DB2 10.5 for Linux, UNIX, and Windows

Column compression dictionaries after a load or insert operation

The load utility analyzes the input data to determine the best encoding schemes for building column compression dictionaries.

Load operations can apply both column-level and page-level compression to all the input data because those dictionaries are built during the initial load operation.

If an insert operation is used instead of a load operation, automatic creation of the column compression dictionaries is not initiated until a threshold number of values is inserted. This design ensures that a large enough sample of values exists to build dictionaries that yield an adequate compression ratio. Values that are inserted before the column compression dictionaries are populated are not compressed by those dictionaries.

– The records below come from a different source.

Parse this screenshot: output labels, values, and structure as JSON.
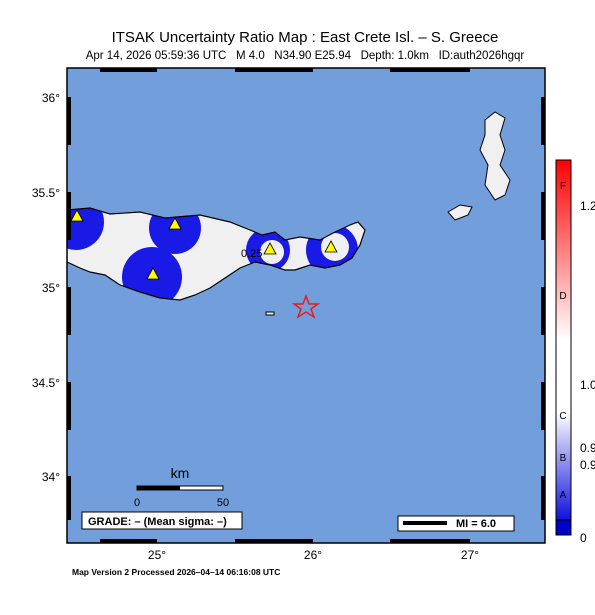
{
  "header": {
    "title": "ITSAK Uncertainty Ratio Map : East Crete Isl. – S. Greece",
    "subtitle": "Apr 14, 2026 05:59:36 UTC   M 4.0   N34.90 E25.94   Depth: 1.0km   ID:auth2026hgqr"
  },
  "axes": {
    "lat_labels": [
      "36°",
      "35.5°",
      "35°",
      "34.5°",
      "34°"
    ],
    "lon_labels": [
      "25°",
      "26°",
      "27°"
    ]
  },
  "scale": {
    "title": "km",
    "labels": [
      "0",
      "50"
    ]
  },
  "grade": "GRADE: – (Mean sigma: –)",
  "magnitude": "MI = 6.0",
  "contour_label": "0.25",
  "footer": "Map Version 2 Processed 2026–04–14 06:16:08 UTC",
  "colorbar": {
    "grades": [
      "F",
      "D",
      "C",
      "B",
      "A"
    ],
    "labels": [
      "1.2",
      "1.0",
      "0.9",
      "0.9",
      "0"
    ]
  }
}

As of DB2® Cancun Release 10.5.0.4, page-level compression for insert operations is enabled by default. Such operations, including import and ingest operations, can take advantage of higher compression ratios and data clustering at the page level for improved insert performance. Values can be compressed by page-level compression dictionaries if the space savings from encoded values outweigh the cost of storing the page-level compression dictionaries in the data pages.

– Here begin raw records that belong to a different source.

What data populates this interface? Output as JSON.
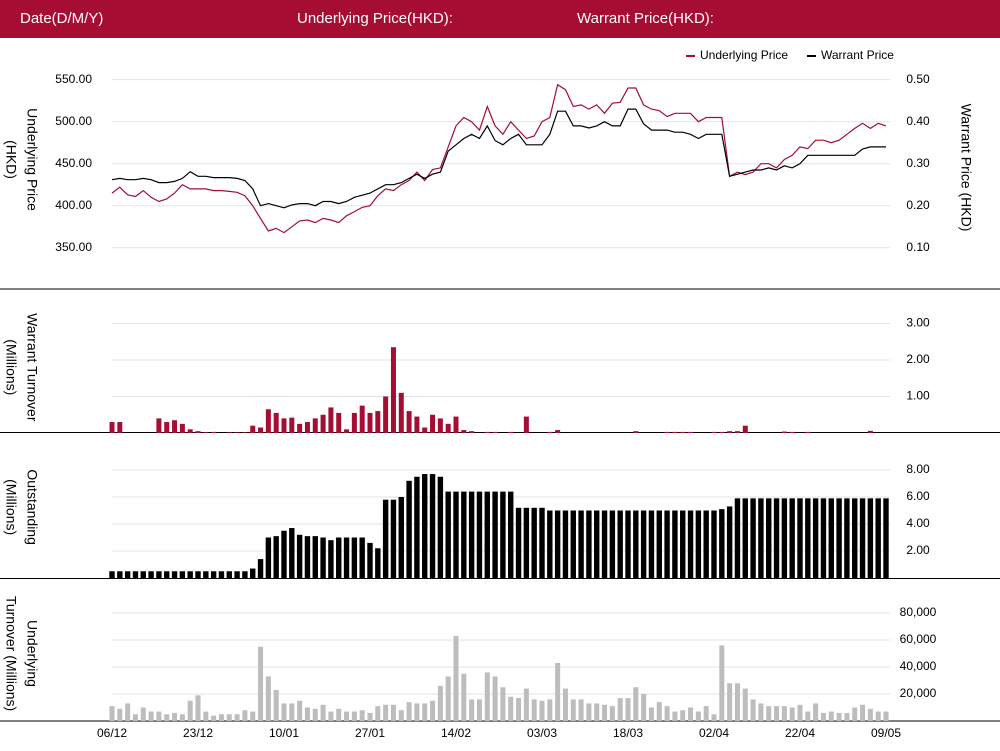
{
  "header": {
    "date": "Date(D/M/Y)",
    "underlying": "Underlying Price(HKD):",
    "warrant": "Warrant Price(HKD):"
  },
  "chart_data": [
    {
      "type": "line",
      "ylabel": [
        "Underlying Price",
        "(HKD)"
      ],
      "y2label": "Warrant  Price (HKD)",
      "grid": true,
      "legend": "top-right",
      "ylim": [
        320,
        590
      ],
      "yticks": [
        {
          "value": 350,
          "label": "350.00"
        },
        {
          "value": 400,
          "label": "400.00"
        },
        {
          "value": 450,
          "label": "450.00"
        },
        {
          "value": 500,
          "label": "500.00"
        },
        {
          "value": 550,
          "label": "550.00"
        }
      ],
      "y2lim": [
        0.04,
        0.58
      ],
      "y2ticks": [
        {
          "value": 0.1,
          "label": "0.10"
        },
        {
          "value": 0.2,
          "label": "0.20"
        },
        {
          "value": 0.3,
          "label": "0.30"
        },
        {
          "value": 0.4,
          "label": "0.40"
        },
        {
          "value": 0.5,
          "label": "0.50"
        }
      ],
      "series": [
        {
          "name": "Underlying Price",
          "color": "#a50d32",
          "values": [
            415,
            422,
            413,
            411,
            418,
            410,
            405,
            408,
            415,
            425,
            420,
            420,
            420,
            418,
            418,
            417,
            416,
            412,
            400,
            385,
            370,
            373,
            368,
            375,
            382,
            383,
            380,
            385,
            383,
            380,
            388,
            393,
            398,
            400,
            412,
            420,
            418,
            425,
            430,
            440,
            430,
            443,
            445,
            470,
            495,
            505,
            500,
            490,
            518,
            495,
            485,
            500,
            490,
            480,
            483,
            500,
            505,
            544,
            538,
            518,
            520,
            515,
            520,
            510,
            522,
            523,
            540,
            540,
            520,
            515,
            513,
            506,
            510,
            510,
            510,
            500,
            505,
            505,
            505,
            435,
            440,
            437,
            440,
            450,
            450,
            445,
            455,
            460,
            470,
            468,
            478,
            478,
            475,
            478,
            485,
            492,
            498,
            492,
            498,
            495
          ]
        },
        {
          "name": "Warrant Price",
          "color": "#000000",
          "axis": "y2",
          "values": [
            0.262,
            0.265,
            0.262,
            0.262,
            0.265,
            0.262,
            0.255,
            0.255,
            0.258,
            0.265,
            0.281,
            0.27,
            0.27,
            0.267,
            0.267,
            0.267,
            0.265,
            0.26,
            0.24,
            0.2,
            0.205,
            0.2,
            0.195,
            0.202,
            0.205,
            0.205,
            0.2,
            0.21,
            0.21,
            0.205,
            0.21,
            0.22,
            0.225,
            0.23,
            0.24,
            0.25,
            0.25,
            0.255,
            0.265,
            0.275,
            0.265,
            0.275,
            0.28,
            0.33,
            0.345,
            0.36,
            0.37,
            0.36,
            0.39,
            0.355,
            0.345,
            0.36,
            0.37,
            0.345,
            0.345,
            0.345,
            0.37,
            0.425,
            0.425,
            0.39,
            0.39,
            0.385,
            0.39,
            0.4,
            0.39,
            0.39,
            0.43,
            0.43,
            0.395,
            0.38,
            0.38,
            0.38,
            0.375,
            0.375,
            0.37,
            0.36,
            0.37,
            0.37,
            0.37,
            0.27,
            0.275,
            0.28,
            0.285,
            0.285,
            0.29,
            0.285,
            0.295,
            0.29,
            0.3,
            0.32,
            0.32,
            0.32,
            0.32,
            0.32,
            0.32,
            0.32,
            0.335,
            0.34,
            0.34,
            0.34
          ]
        }
      ]
    },
    {
      "type": "bar",
      "ylabel": [
        "Warrant  Turnover",
        "(Millions)"
      ],
      "color": "#a50d32",
      "grid": true,
      "ylim": [
        0,
        3.6
      ],
      "yticks": [
        {
          "value": 1,
          "label": "1.00"
        },
        {
          "value": 2,
          "label": "2.00"
        },
        {
          "value": 3,
          "label": "3.00"
        }
      ],
      "values": [
        0.3,
        0.3,
        0,
        0,
        0,
        0,
        0.4,
        0.3,
        0.35,
        0.25,
        0.1,
        0.05,
        0.02,
        0.03,
        0,
        0.02,
        0.02,
        0.02,
        0.2,
        0.15,
        0.65,
        0.55,
        0.4,
        0.42,
        0.25,
        0.3,
        0.4,
        0.5,
        0.7,
        0.55,
        0.1,
        0.55,
        0.75,
        0.55,
        0.6,
        1.0,
        2.35,
        1.1,
        0.6,
        0.45,
        0.15,
        0.5,
        0.4,
        0.25,
        0.45,
        0.08,
        0.05,
        0,
        0.03,
        0.03,
        0,
        0.03,
        0,
        0.45,
        0,
        0,
        0.03,
        0.08,
        0,
        0,
        0,
        0,
        0,
        0,
        0,
        0,
        0,
        0.05,
        0,
        0,
        0,
        0.03,
        0.03,
        0.03,
        0.03,
        0,
        0,
        0.03,
        0.03,
        0.05,
        0.05,
        0.2,
        0,
        0,
        0,
        0,
        0.04,
        0.03,
        0,
        0.03,
        0,
        0,
        0,
        0,
        0,
        0,
        0,
        0.06,
        0,
        0
      ]
    },
    {
      "type": "bar",
      "ylabel": [
        "Outstanding",
        "(Millions)"
      ],
      "color": "#000000",
      "grid": true,
      "ylim": [
        0,
        10.5
      ],
      "yticks": [
        {
          "value": 2,
          "label": "2.00"
        },
        {
          "value": 4,
          "label": "4.00"
        },
        {
          "value": 6,
          "label": "6.00"
        },
        {
          "value": 8,
          "label": "8.00"
        }
      ],
      "values": [
        0.5,
        0.5,
        0.5,
        0.5,
        0.5,
        0.5,
        0.5,
        0.5,
        0.5,
        0.5,
        0.5,
        0.5,
        0.5,
        0.5,
        0.5,
        0.5,
        0.5,
        0.5,
        0.7,
        1.4,
        3.0,
        3.1,
        3.5,
        3.7,
        3.2,
        3.1,
        3.1,
        3.0,
        2.8,
        3.0,
        3.0,
        3.0,
        3.0,
        2.6,
        2.2,
        5.8,
        5.8,
        6.0,
        7.2,
        7.5,
        7.7,
        7.7,
        7.5,
        6.4,
        6.4,
        6.4,
        6.4,
        6.4,
        6.4,
        6.4,
        6.4,
        6.4,
        5.2,
        5.2,
        5.2,
        5.2,
        5.0,
        5.0,
        5.0,
        5.0,
        5.0,
        5.0,
        5.0,
        5.0,
        5.0,
        5.0,
        5.0,
        5.0,
        5.0,
        5.0,
        5.0,
        5.0,
        5.0,
        5.0,
        5.0,
        5.0,
        5.0,
        5.0,
        5.1,
        5.3,
        5.9,
        5.9,
        5.9,
        5.9,
        5.9,
        5.9,
        5.9,
        5.9,
        5.9,
        5.9,
        5.9,
        5.9,
        5.9,
        5.9,
        5.9,
        5.9,
        5.9,
        5.9,
        5.9,
        5.9
      ]
    },
    {
      "type": "bar",
      "ylabel": [
        "Underlying",
        "Turnover (Millions)"
      ],
      "color": "#bdbdbd",
      "grid": true,
      "ylim": [
        0,
        100000
      ],
      "yticks": [
        {
          "value": 20000,
          "label": "20,000"
        },
        {
          "value": 40000,
          "label": "40,000"
        },
        {
          "value": 60000,
          "label": "60,000"
        },
        {
          "value": 80000,
          "label": "80,000"
        }
      ],
      "categories": [
        "06/12",
        null,
        null,
        null,
        null,
        null,
        null,
        null,
        null,
        null,
        null,
        "23/12",
        null,
        null,
        null,
        null,
        null,
        null,
        null,
        null,
        null,
        null,
        "10/01",
        null,
        null,
        null,
        null,
        null,
        null,
        null,
        null,
        null,
        null,
        "27/01",
        null,
        null,
        null,
        null,
        null,
        null,
        null,
        null,
        null,
        null,
        "14/02",
        null,
        null,
        null,
        null,
        null,
        null,
        null,
        null,
        null,
        null,
        "03/03",
        null,
        null,
        null,
        null,
        null,
        null,
        null,
        null,
        null,
        null,
        "18/03",
        null,
        null,
        null,
        null,
        null,
        null,
        null,
        null,
        null,
        null,
        "02/04",
        null,
        null,
        null,
        null,
        null,
        null,
        null,
        null,
        null,
        null,
        "22/04",
        null,
        null,
        null,
        null,
        null,
        null,
        null,
        null,
        null,
        null,
        "09/05"
      ],
      "values": [
        11000,
        9000,
        13000,
        5000,
        10000,
        7000,
        7000,
        5000,
        6000,
        5000,
        15000,
        19000,
        7000,
        4000,
        5000,
        5000,
        5000,
        8000,
        7000,
        55000,
        33000,
        23000,
        13000,
        13000,
        15000,
        10000,
        9000,
        12000,
        7000,
        9000,
        7000,
        7000,
        8000,
        6000,
        11000,
        12000,
        12000,
        8000,
        14000,
        13000,
        13000,
        15000,
        26000,
        33000,
        63000,
        35000,
        16000,
        16000,
        36000,
        33000,
        25000,
        18000,
        17000,
        24000,
        16000,
        15000,
        16000,
        43000,
        24000,
        16000,
        16000,
        13000,
        13000,
        12000,
        11000,
        17000,
        17000,
        25000,
        20000,
        10000,
        14000,
        11000,
        7000,
        8000,
        10000,
        7000,
        11000,
        5000,
        56000,
        28000,
        28000,
        24000,
        16000,
        13000,
        11000,
        11000,
        11000,
        10000,
        12000,
        7000,
        13000,
        6000,
        7000,
        6000,
        6000,
        10000,
        12000,
        9000,
        7000,
        7000
      ]
    }
  ]
}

In general, you obtain a better compression ratio if you load a set of data rather than insert the same data. To help build the best dictionaries and get the maximum compression, use a good set of representative data during the initial load operation. This approach is preferable to loading a small initial subset of data that contains only a few distinct values and then appending the rest of the data by using multiple load operations.

If the compression ratio decreases significantly because new values are not being compressed, you can unload the table and then reload it to rebuild the dictionaries and help improve compression.